Defendant asserts that the deceased assumed the risk of injury from working on the platform, because its height and dimensions were apparent, and whatever danger there was in adjusting the dampers while standing on it, was apparent, too. That the deceased assumed the risk, under those conditions, especially if they existed when deceased took his job, probably is the law in most jurisdictions. [1 Shear. Redf. Negligence (6 Ed.), secs. 207e et seq., original Sec. 185, and cited cases.] It is not in this one. The doctrine of this court is that an employee only assumes such risks, in respect of the place where he is put to work, as are incident to the service after the employer has performed his duty by using care to provide a place of reasonable safety. And although the danger of the place may be obvious, if this is due to lack of care on the part of the master to furnish a safe place, the servant does not assume the risk. Adjudications to the contrary may be found; but for a long time the rule of decision of the courts of this State on the subject has been as stated. [Williams v. Pryor, 272 Mo. 613, 621; Fish v. Railroad, 263 Mo. 106, 112; Curtis v. McNair, 173 Mo. 270.] Many other cases of the same character might be cited.

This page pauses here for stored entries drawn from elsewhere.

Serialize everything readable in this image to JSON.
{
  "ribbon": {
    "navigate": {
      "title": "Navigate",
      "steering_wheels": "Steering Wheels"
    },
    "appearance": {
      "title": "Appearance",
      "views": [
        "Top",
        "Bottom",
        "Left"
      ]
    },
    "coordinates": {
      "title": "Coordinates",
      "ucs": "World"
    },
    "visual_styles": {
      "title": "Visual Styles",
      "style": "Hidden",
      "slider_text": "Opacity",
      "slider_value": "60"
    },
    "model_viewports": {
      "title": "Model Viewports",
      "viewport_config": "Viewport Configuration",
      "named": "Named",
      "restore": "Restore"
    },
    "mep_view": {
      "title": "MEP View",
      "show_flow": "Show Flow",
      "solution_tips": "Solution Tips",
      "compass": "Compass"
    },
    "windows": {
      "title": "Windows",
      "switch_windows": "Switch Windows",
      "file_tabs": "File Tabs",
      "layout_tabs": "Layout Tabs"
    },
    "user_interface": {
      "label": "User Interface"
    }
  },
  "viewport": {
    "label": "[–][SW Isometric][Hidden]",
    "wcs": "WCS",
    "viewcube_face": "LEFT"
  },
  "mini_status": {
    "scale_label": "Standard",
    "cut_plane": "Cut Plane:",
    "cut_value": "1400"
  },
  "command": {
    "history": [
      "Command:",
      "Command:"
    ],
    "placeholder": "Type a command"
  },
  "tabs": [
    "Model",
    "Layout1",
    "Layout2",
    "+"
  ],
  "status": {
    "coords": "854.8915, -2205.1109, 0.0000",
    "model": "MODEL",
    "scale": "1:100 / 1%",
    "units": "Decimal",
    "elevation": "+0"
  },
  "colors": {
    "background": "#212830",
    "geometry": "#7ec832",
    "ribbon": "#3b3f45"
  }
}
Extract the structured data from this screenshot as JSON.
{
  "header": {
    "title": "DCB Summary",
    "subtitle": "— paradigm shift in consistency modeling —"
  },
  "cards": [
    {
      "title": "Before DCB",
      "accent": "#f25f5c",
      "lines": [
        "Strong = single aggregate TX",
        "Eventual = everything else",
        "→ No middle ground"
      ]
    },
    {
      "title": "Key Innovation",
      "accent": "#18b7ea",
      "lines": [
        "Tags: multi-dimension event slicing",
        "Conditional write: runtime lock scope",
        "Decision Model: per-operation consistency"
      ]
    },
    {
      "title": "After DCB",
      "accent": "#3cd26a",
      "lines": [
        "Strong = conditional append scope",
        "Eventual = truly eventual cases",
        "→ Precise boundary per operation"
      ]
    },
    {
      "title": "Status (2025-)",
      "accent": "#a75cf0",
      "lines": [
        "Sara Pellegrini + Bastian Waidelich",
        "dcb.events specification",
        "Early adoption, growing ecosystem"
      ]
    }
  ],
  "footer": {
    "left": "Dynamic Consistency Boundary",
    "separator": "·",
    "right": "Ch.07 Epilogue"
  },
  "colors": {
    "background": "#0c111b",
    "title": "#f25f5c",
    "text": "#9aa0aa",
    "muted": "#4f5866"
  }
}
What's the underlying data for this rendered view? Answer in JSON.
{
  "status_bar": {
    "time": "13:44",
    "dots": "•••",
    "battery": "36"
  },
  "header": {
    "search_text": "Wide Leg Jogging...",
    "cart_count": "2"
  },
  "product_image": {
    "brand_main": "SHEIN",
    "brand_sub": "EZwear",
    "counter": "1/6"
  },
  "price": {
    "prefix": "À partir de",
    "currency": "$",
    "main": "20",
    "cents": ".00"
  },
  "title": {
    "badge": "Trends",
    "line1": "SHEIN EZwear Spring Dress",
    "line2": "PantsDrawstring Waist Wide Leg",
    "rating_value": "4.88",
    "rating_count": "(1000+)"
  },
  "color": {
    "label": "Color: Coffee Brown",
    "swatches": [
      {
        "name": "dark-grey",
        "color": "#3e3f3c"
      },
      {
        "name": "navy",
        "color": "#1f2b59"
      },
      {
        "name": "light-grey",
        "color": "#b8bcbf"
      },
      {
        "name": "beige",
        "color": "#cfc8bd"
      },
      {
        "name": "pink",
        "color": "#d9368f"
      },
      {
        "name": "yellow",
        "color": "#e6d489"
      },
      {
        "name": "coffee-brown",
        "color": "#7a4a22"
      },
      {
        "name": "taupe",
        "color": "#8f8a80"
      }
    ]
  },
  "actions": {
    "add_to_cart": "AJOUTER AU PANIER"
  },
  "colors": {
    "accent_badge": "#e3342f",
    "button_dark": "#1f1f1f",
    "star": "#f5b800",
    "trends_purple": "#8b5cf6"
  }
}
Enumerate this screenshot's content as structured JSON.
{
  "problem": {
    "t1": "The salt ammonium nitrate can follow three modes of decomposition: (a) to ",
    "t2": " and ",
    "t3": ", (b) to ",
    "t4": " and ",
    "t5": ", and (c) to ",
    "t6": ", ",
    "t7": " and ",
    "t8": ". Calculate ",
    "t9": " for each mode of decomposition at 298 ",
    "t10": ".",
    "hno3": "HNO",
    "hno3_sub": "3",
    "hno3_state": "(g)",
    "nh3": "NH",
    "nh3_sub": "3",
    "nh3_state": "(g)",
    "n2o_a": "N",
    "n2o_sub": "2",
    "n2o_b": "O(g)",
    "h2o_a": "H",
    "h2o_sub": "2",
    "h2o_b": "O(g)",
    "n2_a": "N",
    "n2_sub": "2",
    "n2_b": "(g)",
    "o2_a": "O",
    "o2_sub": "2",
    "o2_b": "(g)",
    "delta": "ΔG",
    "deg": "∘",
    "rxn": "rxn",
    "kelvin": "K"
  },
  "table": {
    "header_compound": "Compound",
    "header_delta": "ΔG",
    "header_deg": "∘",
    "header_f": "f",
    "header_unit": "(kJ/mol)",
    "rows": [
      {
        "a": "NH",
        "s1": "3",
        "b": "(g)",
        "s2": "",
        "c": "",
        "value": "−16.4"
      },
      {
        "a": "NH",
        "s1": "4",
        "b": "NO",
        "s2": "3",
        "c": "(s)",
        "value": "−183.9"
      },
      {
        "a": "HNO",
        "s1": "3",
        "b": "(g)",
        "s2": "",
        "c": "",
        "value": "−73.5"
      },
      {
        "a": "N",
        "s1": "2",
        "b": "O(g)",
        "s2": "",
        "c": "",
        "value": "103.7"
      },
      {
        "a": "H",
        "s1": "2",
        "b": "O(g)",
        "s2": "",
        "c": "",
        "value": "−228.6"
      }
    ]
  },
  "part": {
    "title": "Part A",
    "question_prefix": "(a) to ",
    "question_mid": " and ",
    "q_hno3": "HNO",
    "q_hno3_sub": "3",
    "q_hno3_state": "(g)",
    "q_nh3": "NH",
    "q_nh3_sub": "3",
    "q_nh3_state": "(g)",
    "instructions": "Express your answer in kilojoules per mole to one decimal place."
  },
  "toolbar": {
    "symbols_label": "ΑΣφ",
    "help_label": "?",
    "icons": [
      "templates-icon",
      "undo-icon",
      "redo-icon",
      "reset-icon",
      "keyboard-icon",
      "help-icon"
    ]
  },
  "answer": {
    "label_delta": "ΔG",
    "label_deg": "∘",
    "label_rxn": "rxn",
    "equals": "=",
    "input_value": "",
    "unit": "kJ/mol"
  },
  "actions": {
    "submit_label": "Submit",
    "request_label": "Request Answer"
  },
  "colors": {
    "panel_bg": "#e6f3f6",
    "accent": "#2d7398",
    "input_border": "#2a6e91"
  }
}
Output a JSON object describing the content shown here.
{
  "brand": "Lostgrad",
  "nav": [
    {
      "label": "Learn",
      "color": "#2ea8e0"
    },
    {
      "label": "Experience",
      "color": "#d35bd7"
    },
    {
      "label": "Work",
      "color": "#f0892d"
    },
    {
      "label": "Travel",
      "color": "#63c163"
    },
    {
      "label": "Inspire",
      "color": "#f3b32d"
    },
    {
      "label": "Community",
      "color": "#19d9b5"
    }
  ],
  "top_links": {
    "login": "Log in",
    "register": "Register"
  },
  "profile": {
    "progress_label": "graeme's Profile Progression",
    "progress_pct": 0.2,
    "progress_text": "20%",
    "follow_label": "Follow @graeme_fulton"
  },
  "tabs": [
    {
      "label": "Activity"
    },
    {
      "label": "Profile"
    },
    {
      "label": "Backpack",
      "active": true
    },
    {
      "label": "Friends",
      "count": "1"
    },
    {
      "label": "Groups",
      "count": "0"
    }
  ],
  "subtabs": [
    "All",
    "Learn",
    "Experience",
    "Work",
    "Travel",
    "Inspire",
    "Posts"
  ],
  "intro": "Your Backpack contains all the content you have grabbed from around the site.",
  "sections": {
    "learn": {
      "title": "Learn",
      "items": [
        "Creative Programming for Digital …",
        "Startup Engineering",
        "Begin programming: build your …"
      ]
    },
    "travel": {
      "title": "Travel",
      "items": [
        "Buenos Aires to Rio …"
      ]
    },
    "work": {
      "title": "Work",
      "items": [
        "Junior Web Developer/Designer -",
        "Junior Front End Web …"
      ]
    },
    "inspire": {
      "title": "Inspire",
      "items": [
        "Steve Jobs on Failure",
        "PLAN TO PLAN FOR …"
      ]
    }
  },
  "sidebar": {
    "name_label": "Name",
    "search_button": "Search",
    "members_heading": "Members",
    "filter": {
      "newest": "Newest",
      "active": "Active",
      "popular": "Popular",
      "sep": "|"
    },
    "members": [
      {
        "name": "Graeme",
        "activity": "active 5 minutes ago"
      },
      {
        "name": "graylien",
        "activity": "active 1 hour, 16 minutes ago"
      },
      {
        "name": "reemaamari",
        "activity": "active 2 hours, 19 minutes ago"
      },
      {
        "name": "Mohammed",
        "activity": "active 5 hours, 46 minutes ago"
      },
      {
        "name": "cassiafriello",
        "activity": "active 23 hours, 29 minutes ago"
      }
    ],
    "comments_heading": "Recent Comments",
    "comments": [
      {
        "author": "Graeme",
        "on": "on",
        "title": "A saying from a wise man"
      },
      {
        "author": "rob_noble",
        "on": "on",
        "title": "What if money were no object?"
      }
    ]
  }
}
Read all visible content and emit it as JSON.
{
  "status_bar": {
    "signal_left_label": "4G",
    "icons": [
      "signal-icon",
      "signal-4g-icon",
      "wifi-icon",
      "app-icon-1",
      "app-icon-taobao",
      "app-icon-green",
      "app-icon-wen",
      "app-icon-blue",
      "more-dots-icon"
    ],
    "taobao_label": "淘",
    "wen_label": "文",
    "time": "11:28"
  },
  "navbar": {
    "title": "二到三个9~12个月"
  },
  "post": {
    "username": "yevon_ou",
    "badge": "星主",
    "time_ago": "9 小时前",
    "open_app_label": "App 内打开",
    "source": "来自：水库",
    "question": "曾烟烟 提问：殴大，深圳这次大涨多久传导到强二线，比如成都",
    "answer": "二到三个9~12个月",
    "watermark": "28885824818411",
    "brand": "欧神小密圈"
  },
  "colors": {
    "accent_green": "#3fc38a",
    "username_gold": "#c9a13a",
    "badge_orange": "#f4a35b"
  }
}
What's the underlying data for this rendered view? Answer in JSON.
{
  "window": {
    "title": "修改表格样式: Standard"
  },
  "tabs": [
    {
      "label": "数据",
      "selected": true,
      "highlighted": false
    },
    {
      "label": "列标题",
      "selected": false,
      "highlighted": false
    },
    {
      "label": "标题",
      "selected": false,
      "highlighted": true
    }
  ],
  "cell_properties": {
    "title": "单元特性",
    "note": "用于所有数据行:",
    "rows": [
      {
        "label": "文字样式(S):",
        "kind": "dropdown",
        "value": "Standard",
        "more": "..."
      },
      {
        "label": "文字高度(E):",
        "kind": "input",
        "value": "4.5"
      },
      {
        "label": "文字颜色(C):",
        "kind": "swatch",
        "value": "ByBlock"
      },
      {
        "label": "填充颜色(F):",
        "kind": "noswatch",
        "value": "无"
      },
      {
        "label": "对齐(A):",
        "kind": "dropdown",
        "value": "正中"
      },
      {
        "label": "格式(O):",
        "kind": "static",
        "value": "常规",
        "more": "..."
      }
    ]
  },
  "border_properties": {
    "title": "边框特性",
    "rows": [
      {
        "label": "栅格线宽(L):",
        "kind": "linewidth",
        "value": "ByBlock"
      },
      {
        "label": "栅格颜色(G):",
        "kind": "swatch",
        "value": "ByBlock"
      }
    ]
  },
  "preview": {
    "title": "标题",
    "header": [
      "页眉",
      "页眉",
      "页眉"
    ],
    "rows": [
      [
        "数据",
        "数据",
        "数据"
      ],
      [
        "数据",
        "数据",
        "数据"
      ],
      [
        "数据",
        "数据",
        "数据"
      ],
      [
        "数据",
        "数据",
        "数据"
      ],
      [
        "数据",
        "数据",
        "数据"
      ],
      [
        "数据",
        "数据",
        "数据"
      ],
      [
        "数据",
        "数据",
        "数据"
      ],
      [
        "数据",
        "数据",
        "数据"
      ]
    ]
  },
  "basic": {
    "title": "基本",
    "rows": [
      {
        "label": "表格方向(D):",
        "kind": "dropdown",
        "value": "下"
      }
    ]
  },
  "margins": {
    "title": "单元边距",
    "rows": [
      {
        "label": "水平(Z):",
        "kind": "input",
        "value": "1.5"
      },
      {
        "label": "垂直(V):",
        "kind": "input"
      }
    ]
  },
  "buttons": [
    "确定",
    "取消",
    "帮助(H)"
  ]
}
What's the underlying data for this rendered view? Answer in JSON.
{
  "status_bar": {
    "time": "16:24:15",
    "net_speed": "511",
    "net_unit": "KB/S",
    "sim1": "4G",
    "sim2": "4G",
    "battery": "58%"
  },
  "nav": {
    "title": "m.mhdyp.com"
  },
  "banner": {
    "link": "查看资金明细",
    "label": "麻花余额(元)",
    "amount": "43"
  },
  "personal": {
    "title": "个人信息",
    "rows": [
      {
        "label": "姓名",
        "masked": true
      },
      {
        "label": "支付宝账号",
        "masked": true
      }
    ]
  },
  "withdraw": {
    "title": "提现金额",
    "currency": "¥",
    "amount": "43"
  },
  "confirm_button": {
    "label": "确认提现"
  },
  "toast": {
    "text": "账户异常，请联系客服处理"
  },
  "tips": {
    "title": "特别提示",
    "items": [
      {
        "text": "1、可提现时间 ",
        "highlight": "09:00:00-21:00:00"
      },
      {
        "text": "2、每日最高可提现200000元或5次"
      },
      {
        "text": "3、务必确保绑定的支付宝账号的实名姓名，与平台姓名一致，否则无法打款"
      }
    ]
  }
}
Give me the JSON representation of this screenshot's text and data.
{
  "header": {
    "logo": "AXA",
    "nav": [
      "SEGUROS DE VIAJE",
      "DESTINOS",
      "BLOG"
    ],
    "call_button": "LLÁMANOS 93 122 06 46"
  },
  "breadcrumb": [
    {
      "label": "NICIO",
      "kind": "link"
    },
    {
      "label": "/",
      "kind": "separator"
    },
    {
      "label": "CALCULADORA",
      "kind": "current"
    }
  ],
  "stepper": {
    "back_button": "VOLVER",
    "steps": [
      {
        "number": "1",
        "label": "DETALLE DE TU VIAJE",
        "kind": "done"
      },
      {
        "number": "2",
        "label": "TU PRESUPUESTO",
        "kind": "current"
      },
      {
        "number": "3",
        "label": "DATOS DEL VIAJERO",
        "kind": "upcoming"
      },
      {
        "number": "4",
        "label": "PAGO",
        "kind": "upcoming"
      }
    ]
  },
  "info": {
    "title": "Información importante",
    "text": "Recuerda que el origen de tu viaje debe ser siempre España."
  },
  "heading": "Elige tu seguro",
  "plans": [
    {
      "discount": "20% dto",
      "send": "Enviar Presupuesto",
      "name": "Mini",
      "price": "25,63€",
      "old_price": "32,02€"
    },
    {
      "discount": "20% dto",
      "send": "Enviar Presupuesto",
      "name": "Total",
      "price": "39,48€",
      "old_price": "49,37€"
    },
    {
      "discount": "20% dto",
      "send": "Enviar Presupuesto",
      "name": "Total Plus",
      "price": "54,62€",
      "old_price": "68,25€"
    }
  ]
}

Neither can we accept the proposition that the deceased so obviously contributed by his own negligence to cause his death, that he should be ruled to have done so as a matter of law. Unless to perform on the platform the work he was occupied with when he fell, appears conclusively from the allegations to have been plainly hazardous to a degree that would have deterred a man of ordinary prudence from the task, the deceased cannot be defeated on the score of contributory negligence. [Williams v. Pryor, 272 Mo. l.c. 623; George v. Railroad, 225 Mo. l.c. 411; Jewell v. Bolt Nut Co., 231 Mo. 201.] We are speaking now of the facts as shown in the petition. Of course on a trial it may be proved that the negligent way in which the deceased moved about the platform, or some other careless act of his, contributed to cause him to fall. The averments of the petition fall short of convicting the deceased of negligence beyond an inference to the contrary. Decisions on the subject are reviewed in Jewell v. Bolt Nut Co., supra.

The judgment is reversed and the cause remanded, with directions to set aside the judgment and the order sustaining the demurrer and permit the defendant to answer, if so advised. All concur.